Security

Identity is the new perimeter — and how SMBs can win this battle with limited resources

Identity new perimeter devolutions blog

Discover why identity has become the new cybersecurity perimeter in 2025 — and how SMBs can strengthen security with limited resources by focusing on access control, privilege management, and phishing-resistant MFA.

Patrick Pilotte

For years, cybersecurity strategies were built around network perimeters: strong firewalls, a well-configured VPN, and a few access rules were considered enough to keep an organization safe. Today, that model is obsolete. With the rise of cloud services, remote work, SaaS applications, and a constantly mobile workforce, the traditional perimeter simply no longer exists.

In 2025, the real security perimeter is identity.

And for SMBs, that’s actually good news: strengthening identity security is often more accessible, faster to deploy, and more cost-effective than trying to reinforce complex network-centric defenses.

Why identity now sits at the center

Recent industry data makes this shift undeniable:

  • More than 97% of identity attacks involve simple password-based attempts.
  • Infostealers are now used as initial access tools.
  • Attackers almost always target accounts, not infrastructure.

In short: cybercriminals prefer to log in rather than break in.

Organizations that tightly control identities, privileges, and access now have a clear advantage — even with small security teams.

The SMB challenge: complexity vs. limited resources

SMBs often face two recurring issues:

  1. Too many standing privileged accounts, sometimes created “temporarily” but left in place indefinitely.
  2. Lack of identity centralization, which leads to scattered access, poor oversight, and weak auditability.
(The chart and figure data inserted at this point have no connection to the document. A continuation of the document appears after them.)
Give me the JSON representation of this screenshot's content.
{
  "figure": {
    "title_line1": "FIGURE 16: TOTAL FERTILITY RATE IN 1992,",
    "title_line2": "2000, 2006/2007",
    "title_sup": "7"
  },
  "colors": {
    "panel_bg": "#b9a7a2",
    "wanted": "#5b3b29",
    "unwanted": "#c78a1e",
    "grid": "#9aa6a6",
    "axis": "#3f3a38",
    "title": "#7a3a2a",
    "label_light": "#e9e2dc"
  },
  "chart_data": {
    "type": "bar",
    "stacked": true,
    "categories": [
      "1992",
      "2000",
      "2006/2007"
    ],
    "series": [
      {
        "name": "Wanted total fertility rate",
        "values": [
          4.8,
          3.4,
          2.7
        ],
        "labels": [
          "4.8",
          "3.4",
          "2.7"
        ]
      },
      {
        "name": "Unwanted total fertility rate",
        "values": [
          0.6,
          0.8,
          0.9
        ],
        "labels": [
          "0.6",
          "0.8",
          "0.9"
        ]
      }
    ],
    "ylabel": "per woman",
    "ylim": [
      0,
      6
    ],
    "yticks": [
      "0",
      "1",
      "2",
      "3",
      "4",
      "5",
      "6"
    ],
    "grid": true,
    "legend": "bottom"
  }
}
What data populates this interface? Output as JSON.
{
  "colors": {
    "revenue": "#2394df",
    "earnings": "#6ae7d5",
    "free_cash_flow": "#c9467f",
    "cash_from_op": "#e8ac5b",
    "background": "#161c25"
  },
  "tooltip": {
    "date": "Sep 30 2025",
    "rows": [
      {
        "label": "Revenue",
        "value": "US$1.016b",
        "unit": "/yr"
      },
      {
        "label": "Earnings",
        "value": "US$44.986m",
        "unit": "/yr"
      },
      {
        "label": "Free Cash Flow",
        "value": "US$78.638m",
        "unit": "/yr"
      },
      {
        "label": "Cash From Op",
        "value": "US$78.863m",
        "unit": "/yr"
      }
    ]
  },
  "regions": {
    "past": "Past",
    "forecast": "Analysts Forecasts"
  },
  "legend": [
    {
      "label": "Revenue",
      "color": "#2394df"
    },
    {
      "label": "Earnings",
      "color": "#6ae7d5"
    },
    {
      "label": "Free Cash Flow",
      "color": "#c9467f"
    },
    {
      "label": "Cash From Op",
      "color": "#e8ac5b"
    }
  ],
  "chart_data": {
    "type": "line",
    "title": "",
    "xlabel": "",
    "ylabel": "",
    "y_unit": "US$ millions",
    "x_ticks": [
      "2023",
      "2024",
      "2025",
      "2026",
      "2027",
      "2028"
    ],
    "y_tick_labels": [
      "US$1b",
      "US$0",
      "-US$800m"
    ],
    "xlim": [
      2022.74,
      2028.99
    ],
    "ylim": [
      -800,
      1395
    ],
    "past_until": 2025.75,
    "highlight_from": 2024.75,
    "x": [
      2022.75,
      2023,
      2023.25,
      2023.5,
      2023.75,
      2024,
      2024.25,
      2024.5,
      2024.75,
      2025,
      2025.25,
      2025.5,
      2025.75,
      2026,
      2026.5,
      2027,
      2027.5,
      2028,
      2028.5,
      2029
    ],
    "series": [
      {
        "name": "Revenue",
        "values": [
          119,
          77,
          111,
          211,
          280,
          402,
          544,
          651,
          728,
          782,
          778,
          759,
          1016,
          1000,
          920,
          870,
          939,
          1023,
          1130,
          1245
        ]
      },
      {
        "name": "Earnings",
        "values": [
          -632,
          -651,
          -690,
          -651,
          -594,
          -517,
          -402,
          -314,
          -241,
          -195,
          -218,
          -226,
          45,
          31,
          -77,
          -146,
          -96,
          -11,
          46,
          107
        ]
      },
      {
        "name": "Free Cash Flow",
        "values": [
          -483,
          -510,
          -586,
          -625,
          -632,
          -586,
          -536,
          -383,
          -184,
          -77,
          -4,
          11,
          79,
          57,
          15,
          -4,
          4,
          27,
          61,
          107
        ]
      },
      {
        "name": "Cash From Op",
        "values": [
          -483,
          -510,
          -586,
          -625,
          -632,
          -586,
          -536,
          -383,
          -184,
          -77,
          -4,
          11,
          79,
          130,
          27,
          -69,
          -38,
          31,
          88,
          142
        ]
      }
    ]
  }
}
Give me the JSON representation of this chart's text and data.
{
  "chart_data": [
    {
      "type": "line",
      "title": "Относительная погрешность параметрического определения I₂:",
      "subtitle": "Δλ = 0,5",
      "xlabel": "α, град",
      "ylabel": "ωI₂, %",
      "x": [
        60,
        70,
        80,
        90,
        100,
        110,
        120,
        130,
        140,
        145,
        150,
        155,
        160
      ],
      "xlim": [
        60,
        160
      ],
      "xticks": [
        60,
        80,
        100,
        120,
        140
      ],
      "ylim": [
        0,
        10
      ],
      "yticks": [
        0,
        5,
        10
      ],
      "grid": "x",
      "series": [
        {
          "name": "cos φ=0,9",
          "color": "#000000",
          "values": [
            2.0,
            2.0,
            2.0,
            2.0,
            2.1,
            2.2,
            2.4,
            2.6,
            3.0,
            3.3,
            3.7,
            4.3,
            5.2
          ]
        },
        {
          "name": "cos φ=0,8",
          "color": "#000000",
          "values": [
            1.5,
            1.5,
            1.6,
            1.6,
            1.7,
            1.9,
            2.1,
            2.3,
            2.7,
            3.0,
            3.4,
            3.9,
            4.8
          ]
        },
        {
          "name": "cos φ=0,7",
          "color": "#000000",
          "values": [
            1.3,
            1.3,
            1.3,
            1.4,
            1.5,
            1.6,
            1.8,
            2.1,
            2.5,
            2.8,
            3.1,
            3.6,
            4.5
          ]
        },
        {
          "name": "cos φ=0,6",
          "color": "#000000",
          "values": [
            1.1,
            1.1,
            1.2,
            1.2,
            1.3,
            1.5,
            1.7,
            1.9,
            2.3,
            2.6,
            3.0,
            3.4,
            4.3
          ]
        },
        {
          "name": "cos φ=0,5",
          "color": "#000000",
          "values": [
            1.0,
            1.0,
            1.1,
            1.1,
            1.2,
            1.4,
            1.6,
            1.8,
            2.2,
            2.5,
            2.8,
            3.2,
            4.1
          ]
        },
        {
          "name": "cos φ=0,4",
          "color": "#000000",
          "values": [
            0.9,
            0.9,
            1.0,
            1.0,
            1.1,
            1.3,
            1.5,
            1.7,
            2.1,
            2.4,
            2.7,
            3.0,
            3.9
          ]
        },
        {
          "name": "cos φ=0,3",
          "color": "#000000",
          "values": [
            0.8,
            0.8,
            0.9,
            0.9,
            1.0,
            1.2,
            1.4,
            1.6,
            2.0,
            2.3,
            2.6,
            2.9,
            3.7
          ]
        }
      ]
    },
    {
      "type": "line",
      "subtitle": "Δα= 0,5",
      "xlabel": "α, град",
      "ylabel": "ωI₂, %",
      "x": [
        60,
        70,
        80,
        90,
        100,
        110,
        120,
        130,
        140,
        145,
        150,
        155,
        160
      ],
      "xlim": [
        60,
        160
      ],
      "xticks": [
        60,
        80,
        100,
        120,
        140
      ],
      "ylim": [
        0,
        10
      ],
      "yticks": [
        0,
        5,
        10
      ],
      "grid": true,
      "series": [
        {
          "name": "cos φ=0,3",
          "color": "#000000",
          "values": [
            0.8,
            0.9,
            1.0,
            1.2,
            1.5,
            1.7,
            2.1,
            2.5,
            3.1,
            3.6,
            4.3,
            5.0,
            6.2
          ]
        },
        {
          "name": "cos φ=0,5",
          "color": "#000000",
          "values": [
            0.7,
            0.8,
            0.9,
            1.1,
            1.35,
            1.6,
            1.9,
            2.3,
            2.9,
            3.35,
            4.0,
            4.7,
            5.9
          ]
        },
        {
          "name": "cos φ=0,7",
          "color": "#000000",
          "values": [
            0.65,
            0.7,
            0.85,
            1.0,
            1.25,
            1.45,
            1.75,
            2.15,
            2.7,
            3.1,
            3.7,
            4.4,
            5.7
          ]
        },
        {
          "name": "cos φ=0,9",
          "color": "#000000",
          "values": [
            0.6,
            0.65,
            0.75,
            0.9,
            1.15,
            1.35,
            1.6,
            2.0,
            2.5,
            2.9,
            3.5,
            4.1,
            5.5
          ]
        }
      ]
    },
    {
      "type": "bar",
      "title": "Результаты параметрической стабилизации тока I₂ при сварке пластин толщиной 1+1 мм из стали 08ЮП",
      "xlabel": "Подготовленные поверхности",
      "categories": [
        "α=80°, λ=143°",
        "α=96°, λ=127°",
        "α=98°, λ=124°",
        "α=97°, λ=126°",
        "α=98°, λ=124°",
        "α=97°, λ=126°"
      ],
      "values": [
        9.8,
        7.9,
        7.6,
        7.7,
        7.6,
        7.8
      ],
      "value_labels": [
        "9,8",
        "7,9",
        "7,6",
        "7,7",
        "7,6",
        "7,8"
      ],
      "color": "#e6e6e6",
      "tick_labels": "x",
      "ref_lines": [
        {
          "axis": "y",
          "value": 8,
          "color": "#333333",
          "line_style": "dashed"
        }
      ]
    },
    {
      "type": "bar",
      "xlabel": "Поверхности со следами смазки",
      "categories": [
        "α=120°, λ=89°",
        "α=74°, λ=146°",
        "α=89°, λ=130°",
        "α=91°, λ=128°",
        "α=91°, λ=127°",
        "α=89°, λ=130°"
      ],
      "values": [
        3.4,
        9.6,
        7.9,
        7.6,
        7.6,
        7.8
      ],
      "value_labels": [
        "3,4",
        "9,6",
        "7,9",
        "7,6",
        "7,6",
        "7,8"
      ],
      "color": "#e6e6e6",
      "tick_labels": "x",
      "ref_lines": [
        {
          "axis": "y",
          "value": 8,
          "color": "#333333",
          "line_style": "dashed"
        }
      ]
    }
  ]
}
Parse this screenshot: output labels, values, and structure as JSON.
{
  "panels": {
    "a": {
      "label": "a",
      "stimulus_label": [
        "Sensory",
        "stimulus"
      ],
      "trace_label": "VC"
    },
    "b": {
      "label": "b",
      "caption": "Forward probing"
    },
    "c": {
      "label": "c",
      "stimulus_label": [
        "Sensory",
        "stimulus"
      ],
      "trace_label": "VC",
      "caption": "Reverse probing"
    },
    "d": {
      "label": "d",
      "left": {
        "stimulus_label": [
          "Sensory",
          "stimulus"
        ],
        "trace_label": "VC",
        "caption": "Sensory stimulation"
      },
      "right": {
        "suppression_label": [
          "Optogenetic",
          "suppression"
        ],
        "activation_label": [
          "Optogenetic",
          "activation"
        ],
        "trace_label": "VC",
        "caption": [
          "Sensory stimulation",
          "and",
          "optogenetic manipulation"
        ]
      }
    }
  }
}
These environments are prime targets. One compromised identity can give an attacker access to servers, cloud apps, remote tools, or critical services.

The upside? You don’t need a 30-person SOC to regain control.

Three practical priorities to strengthen identity as the perimeter

1. Reduce the Exposure of Privileged Accounts

The goal isn’t to lock everything down — it’s to ensure that high-privilege accounts:

  • are used only when required,
  • don’t rely on static shared passwords,
  • never circulate between users.

Privilege should be temporary, not permanent.

2. Centralize and audit every access path

Tool sprawl and scattered credentials are major security risks. Centralizing access — RDP, SSH, databases, SaaS, cloud workloads — enables you to:

  • replace visible passwords with secure credential injection,
  • maintain complete audit trails (who accessed what, when, with which privilege),
  • eliminate unmanaged or legacy access paths once and for all.

This is one of the quickest wins for SMBs.

3. Deploy phishing-resistant MFA — and enforce it everywhere

Many SMBs deploy MFA only for admins… but attackers don’t care. Today:

  • every account is a potential entry point,
  • every identity provider can be targeted,
  • every stolen session token can open the door to a major breach.

Rolling out robust MFA (FIDO2, passkeys) pays off instantly.

How Devolutions helps strengthen this identity-centric perimeter

One of Devolutions’ biggest advantages is providing an ecosystem designed for an identity-first world without the cost, complexity, or overhead of enterprise platforms.

Together, these solutions help small teams:

  • reduce their attack surface,
  • remove unmanaged access,
  • enforce privilege boundaries,
  • gain the visibility and operational discipline they urgently need.

Conclusion

The security perimeter is no longer a wall around the network — it now surrounds every identity. For SMBs, this shift is not a burden but an opportunity. By focusing on identities, access, and privilege controls, even small teams can achieve a mature, resilient, and sustainable cybersecurity posture.

Organizations that embrace this identity-first mindset will be far better positioned to withstand today’s attacks, and whatever comes next.